A poster of Warner Bros. film "Crazy Rich Asians" (Web Pick)
by Julia Pierrepont III
LOS ANGELES, Aug. 18 (Xinhua) -- Buoyed up by electric industry buzz, American romantic comedy-drama film "Crazy Rich Asians" is breaking all expectations at the box office, soaring past 21 million U.S. dollars in three days since opening on Wednesday - no small feat for an Asian-centric movie in the U.S. market.
To put that in context, the lifetime total of another well-known, all-Asian cast film, "Farewell My Concubine," Miramax's Oscar-nominated, Mandarin-language 1993 release, grossed only 5 million dollars across its entire 8-week lifespan in theaters.
But "Crazy Rich Asians" is breaking barriers beyond the box office too. Not since Disney's Buena Vista release of "Joy Luck Club" twenty-five years ago has a Hollywood studio produced an English-language film with an all-Asian cast.
The Warner Bros. film's producer, John Penotti, told Xinhua, "This is a film we knew had to be made, and made right."
Fans everywhere seem to agree.
African American Emmy-winning writer, Lena Waithe, tweeted that she bought out an entire theatre's worth of tickets herself to promote another minority culture.
The highest grossing Asian-centric studio movie to date, the "Joy Luck Club," based on Amy Tan's best-selling novel, earned a lifetime gross of 33 million dollars, a figure that "Crazy Rich Asians" is estimated to eclipse in just 5-day opening weekend.
"Hollywood is always influenced by the money, so the minute they see something work everyone rushes to make ten copy cats," Kevin Kwan, author with the novel of the same name and one of the film's executive producers, said in a recent interview on CNN.
Angie Han, Deputy Entertainment Editor from Mashable.com, agreed, "It could remind the industry that it's not just superheroes in Spandex that can get people in seats."
A poster of Warner Bros. film "Crazy Rich Asians" (Xinhua)
The film is a lush Cinderella-story extravaganza that verges on "luxury porn." It centers on the lives of the Youngs, an elite, super-rich Singaporean-Chinese family, and their inner circle of hedonistic, Gucci-gobbling jetsetters.
The New York Times called the film, "an unabashed celebration of luxury and money, with hints of class conflict that have more to do with aspiration than envy or anger, set in an Asia miraculously free of history or politics."

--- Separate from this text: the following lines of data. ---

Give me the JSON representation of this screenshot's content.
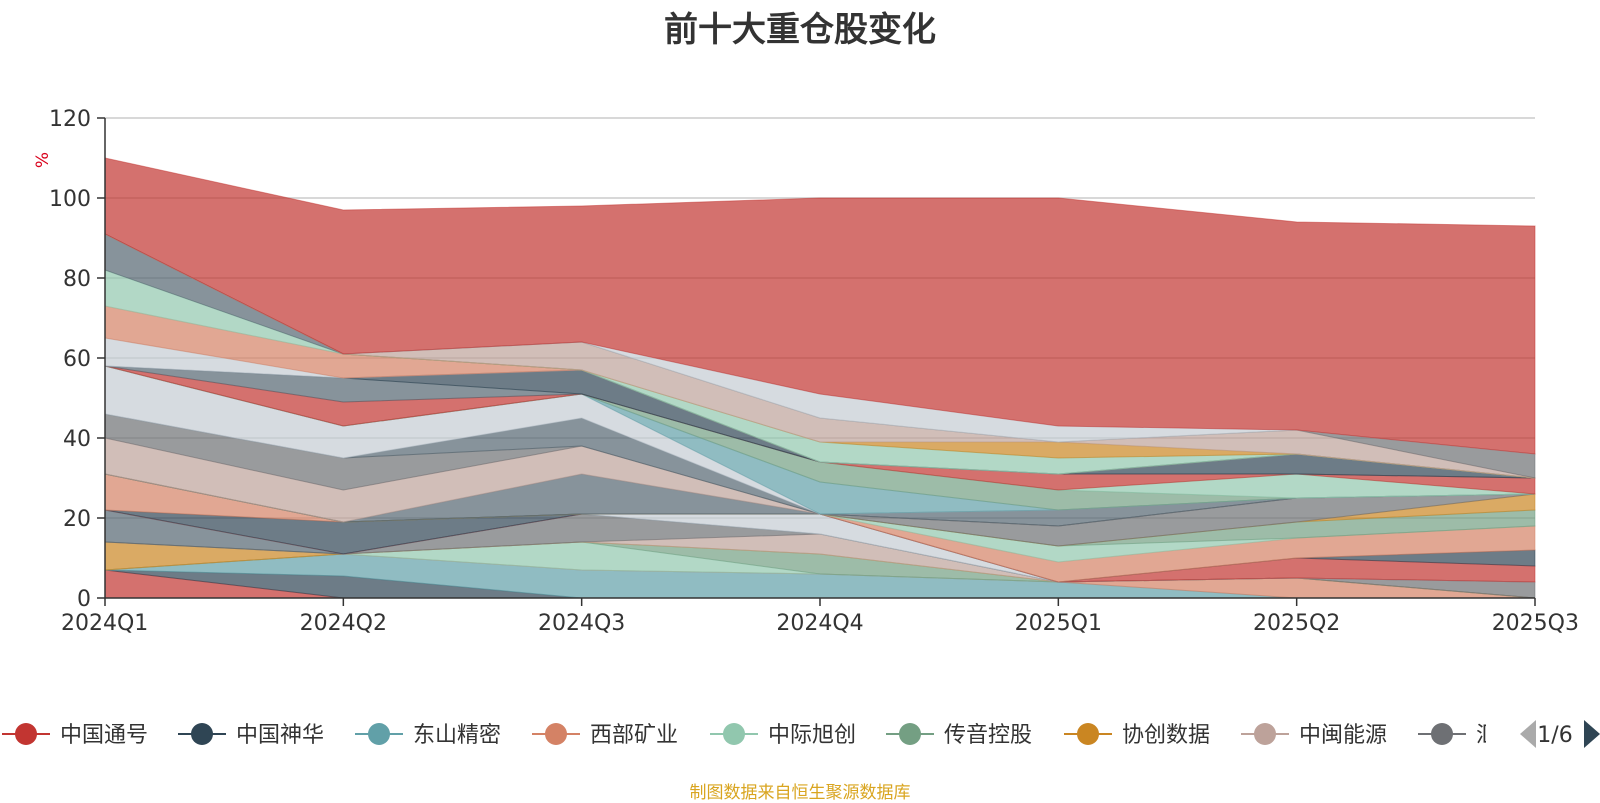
{
  "chart_data": {
    "type": "area",
    "stacked": true,
    "title": "前十大重仓股变化",
    "ylabel": "%",
    "ylim": [
      0,
      120
    ],
    "yticks": [
      0,
      20,
      40,
      60,
      80,
      100,
      120
    ],
    "grid": true,
    "categories": [
      "2024Q1",
      "2024Q2",
      "2024Q3",
      "2024Q4",
      "2025Q1",
      "2025Q2",
      "2025Q3"
    ],
    "series": [
      {
        "name": "中国通号",
        "color": "#c23531",
        "values": [
          7,
          0,
          0,
          0,
          0,
          0,
          0
        ]
      },
      {
        "name": "中国神华",
        "color": "#2f4554",
        "values": [
          0,
          5.5,
          0,
          0,
          0,
          0,
          0
        ]
      },
      {
        "name": "东山精密",
        "color": "#61a0a8",
        "values": [
          0,
          5.5,
          7,
          6,
          4,
          0,
          0
        ]
      },
      {
        "name": "西部矿业",
        "color": "#d48265",
        "values": [
          0,
          0,
          0,
          0,
          0,
          5,
          0
        ]
      },
      {
        "name": "中际旭创",
        "color": "#91c7ae",
        "values": [
          0,
          0,
          7,
          0,
          0,
          0,
          0
        ]
      },
      {
        "name": "传音控股",
        "color": "#749f83",
        "values": [
          0,
          0,
          0,
          5,
          0,
          0,
          0
        ]
      },
      {
        "name": "协创数据",
        "color": "#ca8622",
        "values": [
          7,
          0,
          0,
          0,
          0,
          0,
          0
        ]
      },
      {
        "name": "中闽能源",
        "color": "#bda29a",
        "values": [
          0,
          0,
          0,
          5,
          0,
          0,
          0
        ]
      },
      {
        "name": "",
        "color": "#6e7074",
        "values": [
          0,
          0,
          7,
          0,
          0,
          0,
          4
        ]
      },
      {
        "name": "",
        "color": "#546570",
        "values": [
          8,
          0,
          0,
          0,
          0,
          0,
          0
        ]
      },
      {
        "name": "",
        "color": "#c4ccd3",
        "values": [
          0,
          0,
          0,
          5,
          0,
          0,
          0
        ]
      },
      {
        "name": "",
        "color": "#c23531",
        "values": [
          0,
          0,
          0,
          0,
          0,
          5,
          4
        ]
      },
      {
        "name": "",
        "color": "#2f4554",
        "values": [
          0,
          8,
          0,
          0,
          0,
          0,
          4
        ]
      },
      {
        "name": "",
        "color": "#d48265",
        "values": [
          9,
          0,
          0,
          0,
          5,
          5,
          6
        ]
      },
      {
        "name": "",
        "color": "#91c7ae",
        "values": [
          0,
          0,
          0,
          0,
          4,
          0,
          0
        ]
      },
      {
        "name": "",
        "color": "#749f83",
        "values": [
          0,
          0,
          0,
          0,
          0,
          4,
          4
        ]
      },
      {
        "name": "",
        "color": "#ca8622",
        "values": [
          0,
          0,
          0,
          0,
          0,
          0,
          4
        ]
      },
      {
        "name": "",
        "color": "#6e7074",
        "values": [
          0,
          0,
          0,
          0,
          5,
          6,
          0
        ]
      },
      {
        "name": "",
        "color": "#546570",
        "values": [
          0,
          0,
          10,
          0,
          0,
          0,
          0
        ]
      },
      {
        "name": "",
        "color": "#bda29a",
        "values": [
          9,
          8,
          7,
          0,
          0,
          0,
          0
        ]
      },
      {
        "name": "",
        "color": "#6e7074",
        "values": [
          6,
          8,
          0,
          0,
          0,
          0,
          0
        ]
      },
      {
        "name": "",
        "color": "#546570",
        "values": [
          0,
          0,
          7,
          0,
          4,
          0,
          0
        ]
      },
      {
        "name": "",
        "color": "#c4ccd3",
        "values": [
          12,
          8,
          6,
          0,
          0,
          0,
          0
        ]
      },
      {
        "name": "",
        "color": "#61a0a8",
        "values": [
          0,
          0,
          0,
          8,
          0,
          0,
          0
        ]
      },
      {
        "name": "",
        "color": "#749f83",
        "values": [
          0,
          0,
          0,
          5,
          5,
          0,
          0
        ]
      },
      {
        "name": "",
        "color": "#91c7ae",
        "values": [
          0,
          0,
          0,
          0,
          0,
          6,
          0
        ]
      },
      {
        "name": "",
        "color": "#c23531",
        "values": [
          0,
          6,
          0,
          0,
          4,
          0,
          4
        ]
      },
      {
        "name": "",
        "color": "#546570",
        "values": [
          0,
          6,
          0,
          0,
          0,
          0,
          0
        ]
      },
      {
        "name": "",
        "color": "#2f4554",
        "values": [
          0,
          0,
          6,
          0,
          0,
          5,
          0
        ]
      },
      {
        "name": "",
        "color": "#c4ccd3",
        "values": [
          7,
          0,
          0,
          0,
          0,
          0,
          0
        ]
      },
      {
        "name": "",
        "color": "#d48265",
        "values": [
          8,
          6,
          0,
          0,
          0,
          0,
          0
        ]
      },
      {
        "name": "",
        "color": "#91c7ae",
        "values": [
          9,
          0,
          0,
          0,
          0,
          0,
          0
        ]
      },
      {
        "name": "",
        "color": "#546570",
        "values": [
          9,
          0,
          0,
          0,
          0,
          0,
          0
        ]
      },
      {
        "name": "",
        "color": "#91c7ae",
        "values": [
          0,
          0,
          0,
          5,
          4,
          0,
          0
        ]
      },
      {
        "name": "",
        "color": "#ca8622",
        "values": [
          0,
          0,
          0,
          0,
          4,
          0,
          0
        ]
      },
      {
        "name": "",
        "color": "#bda29a",
        "values": [
          0,
          0,
          7,
          6,
          0,
          6,
          0
        ]
      },
      {
        "name": "",
        "color": "#6e7074",
        "values": [
          0,
          0,
          0,
          0,
          0,
          0,
          6
        ]
      },
      {
        "name": "",
        "color": "#c4ccd3",
        "values": [
          0,
          0,
          0,
          6,
          4,
          0,
          0
        ]
      },
      {
        "name": "",
        "color": "#c23531",
        "values": [
          19,
          36,
          34,
          49,
          57,
          52,
          57
        ]
      }
    ]
  },
  "legend": {
    "visible_items": [
      "中国通号",
      "中国神华",
      "东山精密",
      "西部矿业",
      "中际旭创",
      "传音控股",
      "协创数据",
      "中闽能源",
      "汇"
    ],
    "page": "1/6"
  },
  "source_note": "制图数据来自恒生聚源数据库"
}
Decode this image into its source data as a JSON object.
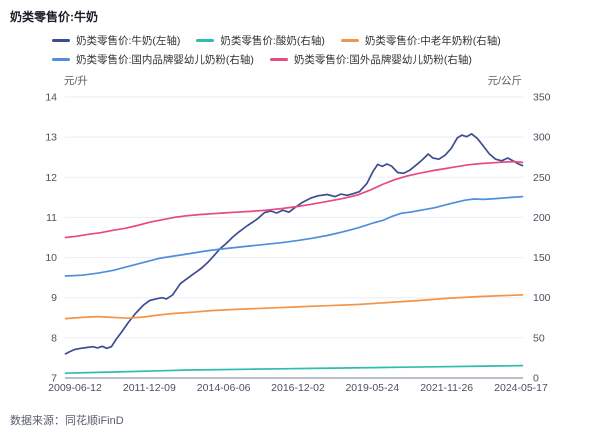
{
  "page": {
    "title": "奶类零售价:牛奶",
    "source": "数据来源：同花顺iFinD"
  },
  "chart_data": {
    "type": "line",
    "title": "奶类零售价:牛奶",
    "grid": true,
    "legend_position": "top",
    "left_axis": {
      "unit": "元/升",
      "range": [
        7,
        14
      ],
      "ticks": [
        "14",
        "13",
        "12",
        "11",
        "10",
        "9",
        "8",
        "7"
      ]
    },
    "right_axis": {
      "unit": "元/公斤",
      "range": [
        0,
        350
      ],
      "ticks": [
        "350",
        "300",
        "250",
        "200",
        "150",
        "100",
        "50",
        "0"
      ]
    },
    "x_axis": {
      "labels": [
        "2009-06-12",
        "2011-12-09",
        "2014-06-06",
        "2016-12-02",
        "2019-05-24",
        "2021-11-26",
        "2024-05-17"
      ],
      "range_years": [
        2009.45,
        2024.38
      ]
    },
    "series": [
      {
        "name": "奶类零售价:牛奶(左轴)",
        "axis": "left",
        "color": "#3E4C92",
        "points": [
          [
            2009.45,
            7.6
          ],
          [
            2009.6,
            7.66
          ],
          [
            2009.75,
            7.71
          ],
          [
            2009.95,
            7.74
          ],
          [
            2010.15,
            7.76
          ],
          [
            2010.35,
            7.78
          ],
          [
            2010.5,
            7.75
          ],
          [
            2010.65,
            7.79
          ],
          [
            2010.8,
            7.74
          ],
          [
            2010.95,
            7.78
          ],
          [
            2011.1,
            7.96
          ],
          [
            2011.3,
            8.16
          ],
          [
            2011.5,
            8.38
          ],
          [
            2011.75,
            8.62
          ],
          [
            2012.0,
            8.82
          ],
          [
            2012.2,
            8.93
          ],
          [
            2012.4,
            8.97
          ],
          [
            2012.6,
            9.0
          ],
          [
            2012.75,
            8.97
          ],
          [
            2012.95,
            9.07
          ],
          [
            2013.2,
            9.35
          ],
          [
            2013.5,
            9.52
          ],
          [
            2013.7,
            9.63
          ],
          [
            2013.9,
            9.74
          ],
          [
            2014.1,
            9.88
          ],
          [
            2014.3,
            10.05
          ],
          [
            2014.5,
            10.22
          ],
          [
            2014.7,
            10.35
          ],
          [
            2014.9,
            10.5
          ],
          [
            2015.1,
            10.63
          ],
          [
            2015.4,
            10.8
          ],
          [
            2015.7,
            10.95
          ],
          [
            2015.95,
            11.12
          ],
          [
            2016.15,
            11.16
          ],
          [
            2016.35,
            11.11
          ],
          [
            2016.55,
            11.18
          ],
          [
            2016.75,
            11.13
          ],
          [
            2016.95,
            11.25
          ],
          [
            2017.2,
            11.38
          ],
          [
            2017.45,
            11.48
          ],
          [
            2017.7,
            11.54
          ],
          [
            2018.0,
            11.57
          ],
          [
            2018.25,
            11.52
          ],
          [
            2018.45,
            11.58
          ],
          [
            2018.65,
            11.55
          ],
          [
            2018.85,
            11.59
          ],
          [
            2019.05,
            11.64
          ],
          [
            2019.3,
            11.85
          ],
          [
            2019.5,
            12.15
          ],
          [
            2019.65,
            12.32
          ],
          [
            2019.8,
            12.27
          ],
          [
            2019.95,
            12.33
          ],
          [
            2020.1,
            12.28
          ],
          [
            2020.3,
            12.12
          ],
          [
            2020.5,
            12.1
          ],
          [
            2020.7,
            12.18
          ],
          [
            2020.9,
            12.3
          ],
          [
            2021.1,
            12.43
          ],
          [
            2021.3,
            12.58
          ],
          [
            2021.45,
            12.48
          ],
          [
            2021.65,
            12.45
          ],
          [
            2021.85,
            12.55
          ],
          [
            2022.05,
            12.72
          ],
          [
            2022.25,
            12.98
          ],
          [
            2022.4,
            13.05
          ],
          [
            2022.55,
            13.01
          ],
          [
            2022.72,
            13.08
          ],
          [
            2022.9,
            12.97
          ],
          [
            2023.1,
            12.78
          ],
          [
            2023.3,
            12.58
          ],
          [
            2023.5,
            12.45
          ],
          [
            2023.7,
            12.41
          ],
          [
            2023.9,
            12.48
          ],
          [
            2024.1,
            12.4
          ],
          [
            2024.25,
            12.33
          ],
          [
            2024.38,
            12.29
          ]
        ]
      },
      {
        "name": "奶类零售价:酸奶(右轴)",
        "axis": "right",
        "color": "#2FBDAD",
        "points": [
          [
            2009.45,
            6
          ],
          [
            2010.5,
            7
          ],
          [
            2011.5,
            8
          ],
          [
            2012.5,
            9
          ],
          [
            2013.5,
            10
          ],
          [
            2014.5,
            10.5
          ],
          [
            2015.5,
            11
          ],
          [
            2016.5,
            11.5
          ],
          [
            2017.5,
            12
          ],
          [
            2018.5,
            12.5
          ],
          [
            2019.5,
            13
          ],
          [
            2020.5,
            13.5
          ],
          [
            2021.5,
            14
          ],
          [
            2022.5,
            14.5
          ],
          [
            2023.5,
            15
          ],
          [
            2024.38,
            15.5
          ]
        ]
      },
      {
        "name": "奶类零售价:中老年奶粉(右轴)",
        "axis": "right",
        "color": "#F2954A",
        "points": [
          [
            2009.45,
            74
          ],
          [
            2010.0,
            75.5
          ],
          [
            2010.5,
            76.5
          ],
          [
            2011.0,
            75.5
          ],
          [
            2011.5,
            74.5
          ],
          [
            2012.0,
            76
          ],
          [
            2012.5,
            78.5
          ],
          [
            2013.0,
            80.5
          ],
          [
            2013.6,
            82
          ],
          [
            2014.2,
            84
          ],
          [
            2015.0,
            85.5
          ],
          [
            2016.0,
            87
          ],
          [
            2017.0,
            88.5
          ],
          [
            2018.0,
            90
          ],
          [
            2019.0,
            91.5
          ],
          [
            2020.0,
            94
          ],
          [
            2021.0,
            96.5
          ],
          [
            2022.0,
            99.5
          ],
          [
            2023.0,
            101.5
          ],
          [
            2024.0,
            103
          ],
          [
            2024.38,
            103.5
          ]
        ]
      },
      {
        "name": "奶类零售价:国内品牌婴幼儿奶粉(右轴)",
        "axis": "right",
        "color": "#4E8EDB",
        "points": [
          [
            2009.45,
            127
          ],
          [
            2010.0,
            128
          ],
          [
            2010.5,
            130.5
          ],
          [
            2011.0,
            134
          ],
          [
            2011.5,
            139
          ],
          [
            2012.0,
            144
          ],
          [
            2012.5,
            149
          ],
          [
            2013.0,
            152
          ],
          [
            2013.5,
            155
          ],
          [
            2014.0,
            158
          ],
          [
            2014.5,
            160.5
          ],
          [
            2015.0,
            162.5
          ],
          [
            2015.5,
            164.5
          ],
          [
            2016.0,
            166.5
          ],
          [
            2016.5,
            168.5
          ],
          [
            2017.0,
            171
          ],
          [
            2017.5,
            174
          ],
          [
            2018.0,
            177.5
          ],
          [
            2018.5,
            182
          ],
          [
            2019.0,
            187
          ],
          [
            2019.5,
            193
          ],
          [
            2019.8,
            196
          ],
          [
            2020.1,
            201
          ],
          [
            2020.4,
            205
          ],
          [
            2020.7,
            206.5
          ],
          [
            2021.0,
            208.5
          ],
          [
            2021.5,
            212
          ],
          [
            2022.0,
            217
          ],
          [
            2022.5,
            221.5
          ],
          [
            2022.8,
            223
          ],
          [
            2023.1,
            222.5
          ],
          [
            2023.5,
            223.5
          ],
          [
            2024.0,
            225
          ],
          [
            2024.38,
            226
          ]
        ]
      },
      {
        "name": "奶类零售价:国外品牌婴幼儿奶粉(右轴)",
        "axis": "right",
        "color": "#E94980",
        "points": [
          [
            2009.45,
            175
          ],
          [
            2009.8,
            176.5
          ],
          [
            2010.2,
            179
          ],
          [
            2010.6,
            181
          ],
          [
            2011.0,
            184
          ],
          [
            2011.4,
            186.5
          ],
          [
            2011.8,
            190
          ],
          [
            2012.2,
            194
          ],
          [
            2012.6,
            197
          ],
          [
            2013.0,
            200
          ],
          [
            2013.4,
            202
          ],
          [
            2013.8,
            203.5
          ],
          [
            2014.2,
            204.5
          ],
          [
            2014.6,
            205.5
          ],
          [
            2015.0,
            206.5
          ],
          [
            2015.5,
            207.5
          ],
          [
            2016.0,
            209
          ],
          [
            2016.5,
            211
          ],
          [
            2017.0,
            213.5
          ],
          [
            2017.5,
            216.5
          ],
          [
            2018.0,
            220
          ],
          [
            2018.5,
            223.5
          ],
          [
            2019.0,
            228
          ],
          [
            2019.4,
            234
          ],
          [
            2019.8,
            241
          ],
          [
            2020.2,
            247
          ],
          [
            2020.6,
            251.5
          ],
          [
            2021.0,
            255
          ],
          [
            2021.4,
            258
          ],
          [
            2021.8,
            260.5
          ],
          [
            2022.2,
            263
          ],
          [
            2022.6,
            265.5
          ],
          [
            2023.0,
            267
          ],
          [
            2023.4,
            268
          ],
          [
            2023.8,
            269
          ],
          [
            2024.1,
            269.5
          ],
          [
            2024.38,
            268.5
          ]
        ]
      }
    ],
    "style": {
      "grid_color": "#ECEDF4",
      "axis_line_color": "#B9BEC9",
      "tick_label_color": "#4B5160"
    }
  }
}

Young's close-knit family is thrown into turmoil when the handsome, young male heir of their vast family empire falls in love with humble Chinese-American economics professor at New York University, Rachel Chu. She is the daughter of a poor, single mom, and has no aspirations to being wealthy or elite.
She struggles with the unwanted repercussions of her mysterious boyfriend's wealth and power when they begin to interfere with their freedom to follow their own dreams.
The hunky male lead, Henry Golding, said the film is "About love: a boy who loves a girl, a family separating true love, and family values of love, and about... crazy rich Asians!"
Schmooze.com pointed out that the Asian male leads in the film broke the mold by casting stunningly attractive Asian men.
"If there is any logic in the world, Henry Golding is now going to be a bankable movie star and public heartthrob," wrote Schmoose. "It can't be denied how important that is for Asian-Americans who almost never see themselves represented as leading men."
USC's Annenberg Report On Diversity in Entertainment in 2016 of over four hundred films and TV shows from ten major media companies found that "at least half or more of all cinematic, television, or streaming stories fail to portray one speaking or named Asian or Asian American on screen."
Author Kwan addressed this point, "But this is what happens: we pave the way, we create new narratives, we shatter the stereotypes and we move forward."
Producers and directors drew their all-Asian cast from all over the world: China, South Korea, Japan, Malaysia, the Philippines, England and America.
British-born talk show host, Trevor Noah said the film was "surprisingly diverse. It covers so many aspects of Asian life."
Malaysian-born actress, Michelle Yeoh, was a showstopper as the stone cold matriarch of the family, who herself married "above her station," then spent her life trying to measure up. Another standout performer was Chinese-American rapper and internet personality, Nora Lum, known by the stage name Awkwafina, who virtually stole the show as Rachel's friend, Peik Lin.
"Asians are coming out of the screenings crying and they don't really know why. And I think it's because they've been represented," Awkwafina told late night host, Jimmy Kimmel. "When you don't have representation growing up, you don't know how to materialize your dreams. You don't even know it's possible."
And that representation shows a different vision of Asia than Westerners are used to: one that is prosperous, creative and forward-looking.
Awkwafina is very hopeful for the future. "I think times are changing. And it really takes discussions about whitewashing to realize America is not one color," she said. "It's a giant melting pot, and there are so many ways people can relate to movies, to music. I think Hollywood is realizing they can reflect that."